Year: 2011
Studio: Paramount
Director: Martin Scorsese
Producer: Martin Scorsese
Writer: John Logan
Cast: Asa Butterfield, Chloe Grace Moretz, Ben Kingsley, Sacha Baron Cohen, Ray Winstone, Emily Mortimer, Christopher Lee, Helen McCrory, Jude Law, Richard Griffiths

I hadn't really put my finger on what it was about this movie before I heard someone else say it – for a Scorsese movie this was a Spielberg movie through and through. It had everything The Beard loves from the freewheeling camera flying through an otherworldly landscape to the themes of absent parents and a huge, sweet helping of the Magic Of The Movies. It could only have been made in the hands of the one of the commercially-friendly elder statesmen of film, and Scorsese does as great a job as Spielberg would have.

There are also a lot of different moods and aesthetics. A pervasive one is a distinct steampunk feel. The film as well as hero Hugo (Butterfield) is in love with machinery, the clockwork of yesteryear rather than the slick and soulless modern variety. The film itself has the sheen of well-polished brass and the soundtrack ticks and chimes along with the myriad clocks, toys and devices that provide a constant backdrop.

Hugo lives in the steamy walls and tunnels that service the facilities of a Paris train station in the 1920s. He sneaks from one place to the next, stealing food, maintaining the grand clocks and trying to stay out of the way of the buffoonish police inspector (Cohen).

We learn later Hugo lost his loving clockmaker father (Law) in a fire, and there's some sort of strange connection between his father's old notebook, a clockwork-driven automaton he was building and the grumpy old toy booth owner (Kingsley) who Hugo frequently bumps into, as fascinated by him as he wary.

When the toyshop owner's goddaughter Isabelle (Moretz) befriends him, it brings Hugo's past to a head when he discovers the toyshop owner is actually Georges Mélies, the famed filmmaker behind A Trip To the Moon.
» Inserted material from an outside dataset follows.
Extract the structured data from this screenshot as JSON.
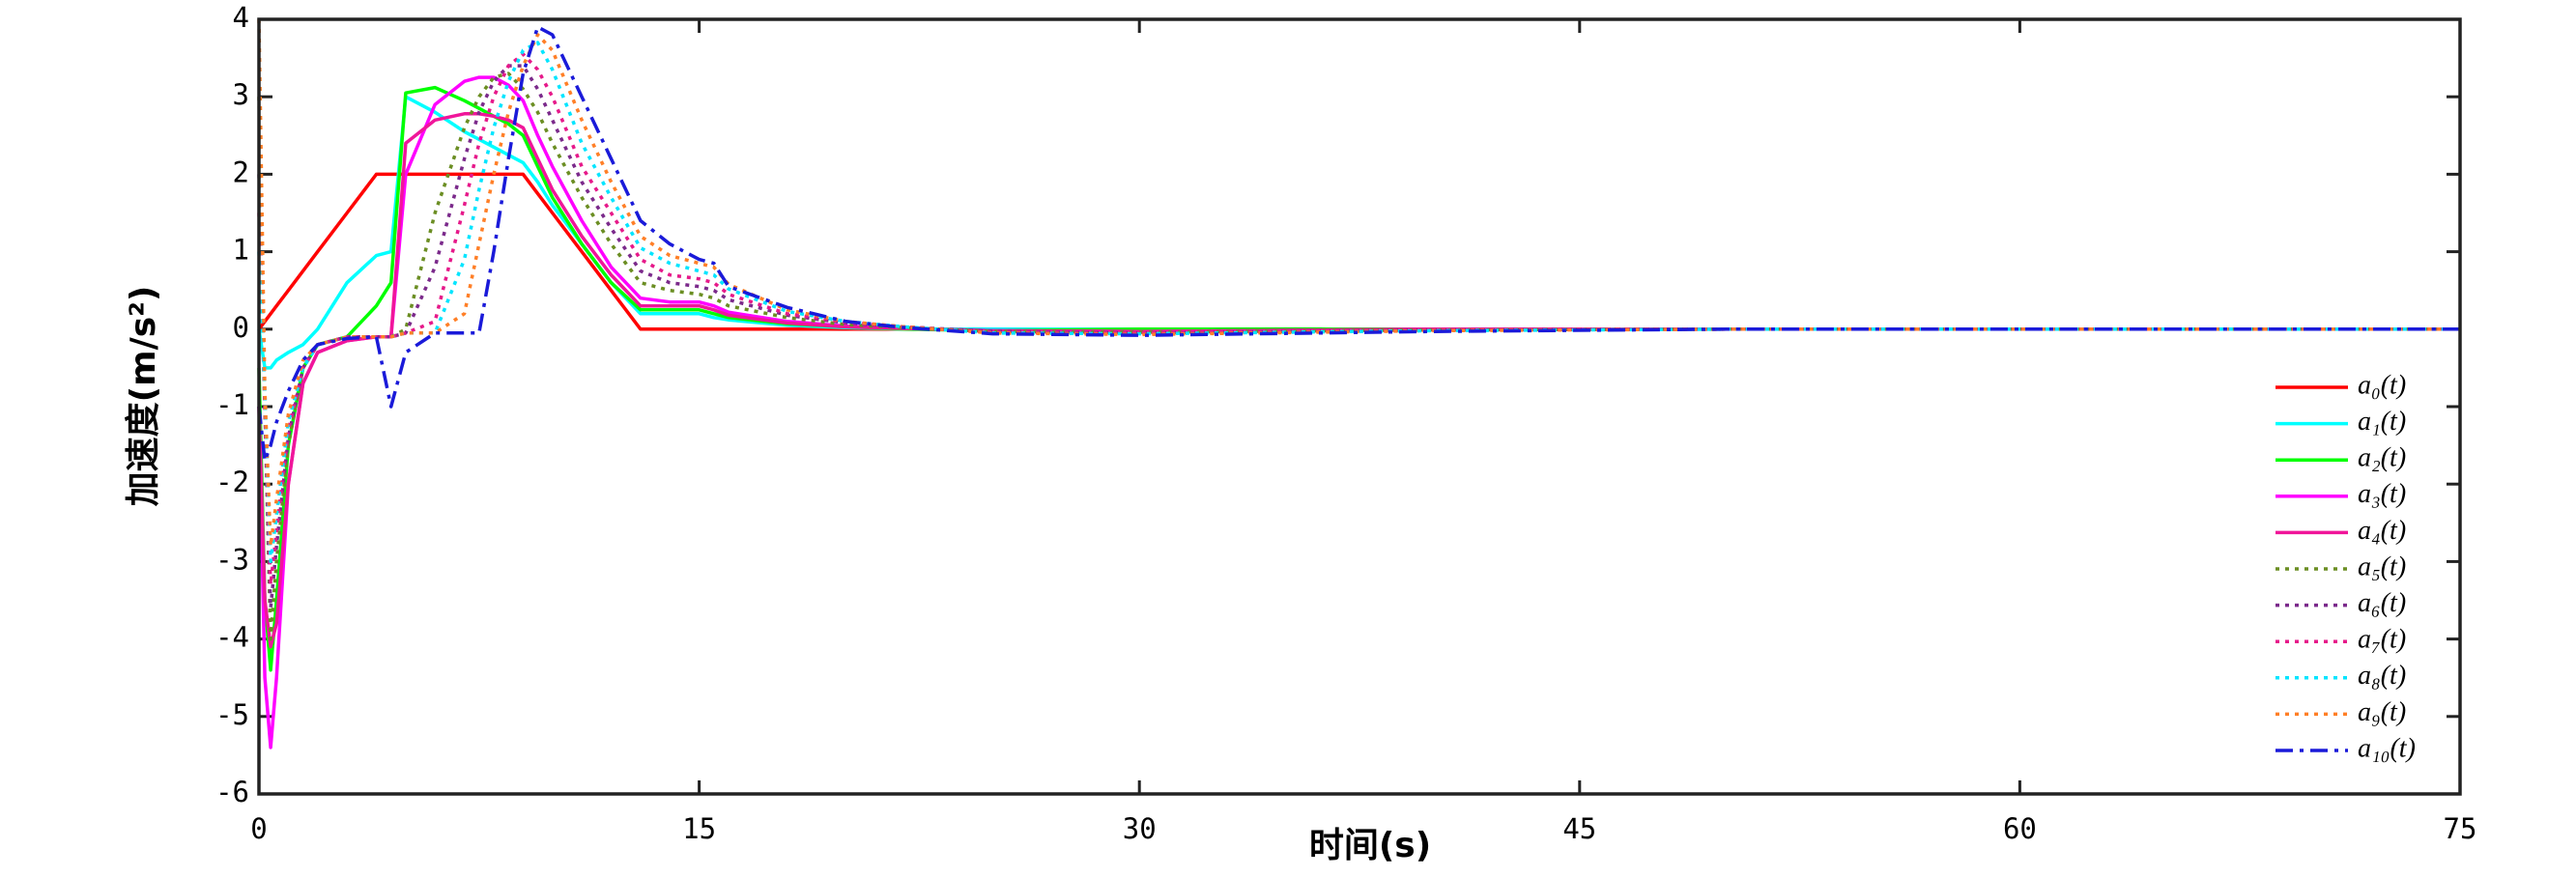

Mélies is a bitter, broken man for some reason and it will take Hugo's determination to learn the secret of the notebook, get the (slightly creepy) mechanical man working to receive the message he's sure his father has left for him somewhere and bring the old movie man back to life.

It's a love letter to an art form, technically quite brilliant in every respect (although I think it took most of the Oscars in the technical categories from better films). At times it slows down the tiniest but it will sweep you along as surely as the camera through the human bustle of the sumptuous sets.